Remarkable People

REMARKABLE PEOPLE WHO CARED FOR THE SICK IN BANCROFT AND DISTRICT


Dr. T.I. Beeman

Dr. T.I. Beeman arrived in Bancroft in 1888, and he soon earned the respect of the villagers. He always put his patients’ health before his own comfort and never refused to help, no matter what hour of day or night his assistance was required. He served the community for decades in exemplary fashion. When he got older and his health began to fail, he kept on practising with the same dedication.

One winter’s night in 1922 he was called in an urgent matter to see a patient in the Paudash area.

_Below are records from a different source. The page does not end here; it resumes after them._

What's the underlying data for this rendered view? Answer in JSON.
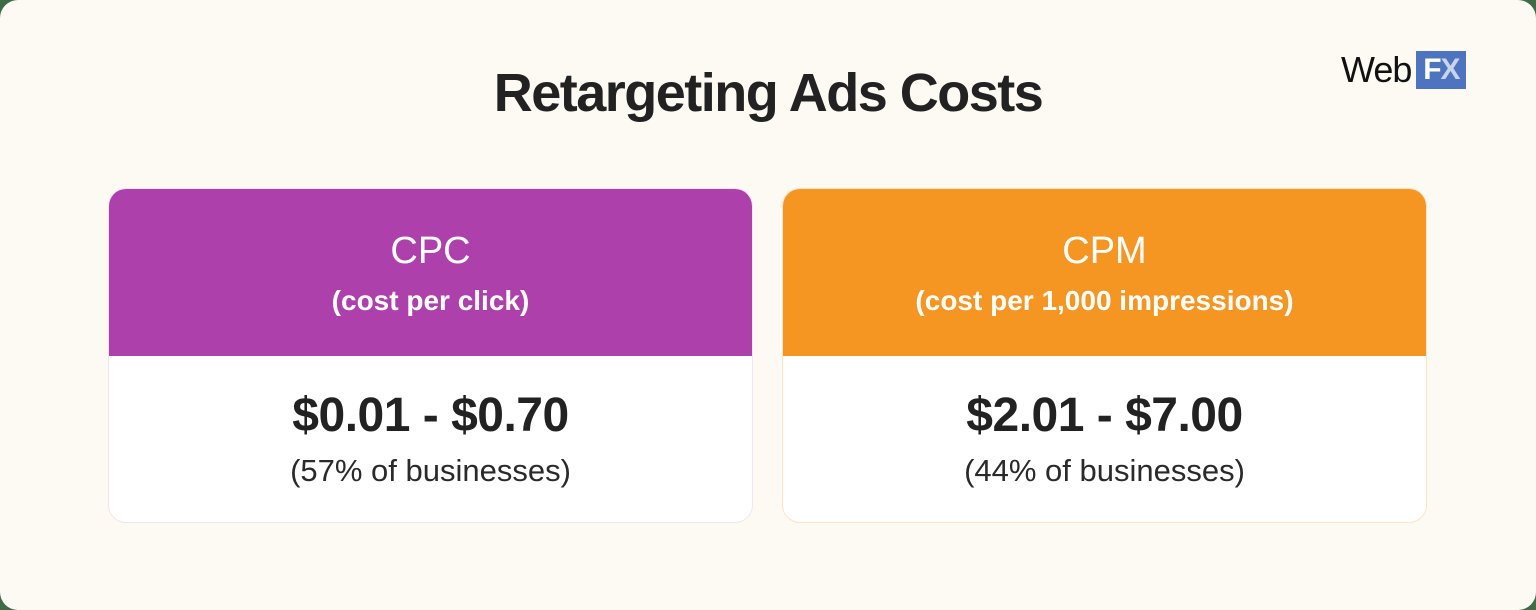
{
  "title": "Retargeting Ads Costs",
  "logo": {
    "text_left": "Web",
    "text_box_f": "F",
    "text_box_x": "X"
  },
  "colors": {
    "cpc": "#ad40aa",
    "cpm": "#f59522",
    "background": "#fdfaf4",
    "logo_blue": "#4e74c0"
  },
  "cards": [
    {
      "abbr": "CPC",
      "full": "(cost per click)",
      "range": "$0.01 - $0.70",
      "share": "(57% of businesses)"
    },
    {
      "abbr": "CPM",
      "full": "(cost per 1,000 impressions)",
      "range": "$2.01 - $7.00",
      "share": "(44% of businesses)"
    }
  ]
}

Despite the raging blizzard he hitched up his cutter and drove off. Yet on route his horse got stuck in the deep snow. Dr. Beeman tried for several hours unsuccessfully to free his animal. He then decided to make his way to the nearest farm to get help. It was quite a distance away. He ended up crawling through the many snow drifts. He reached the farm eventually. However, the severe cold and physical exhaustion had taken their toll on the good doctor. He died of pneumonia a few days later. At his funeral an immense crowd from Bancroft and district deeply mourned the loss of this selfless, brave man, whom they had been privileged to know.

Mrs. Stewart Anderson

In the 1870’s and 80’s a Mrs. Stewart Anderson from Turriff was well known in the area for her kind and charitable service for the sick. She had no training as a nurse, but she steadily gained experience by helping the ill whenever she was needed. She became an expert at delivering babies and helping the young mothers. Around 1883 during an outbreak of diphtheria she tended many sick babies, without fear of infecting herself. She could not prevent that fifteen babies died within a short time, but she then assisted the distraught parents by conducting the funeral services and, finally, by burying the little bodies without delay, in order to prevent a further spreading of the disease. In those days pioneer women frequently helped one another, but Mrs. Anderson, unselfishly, went much beyond what was customary.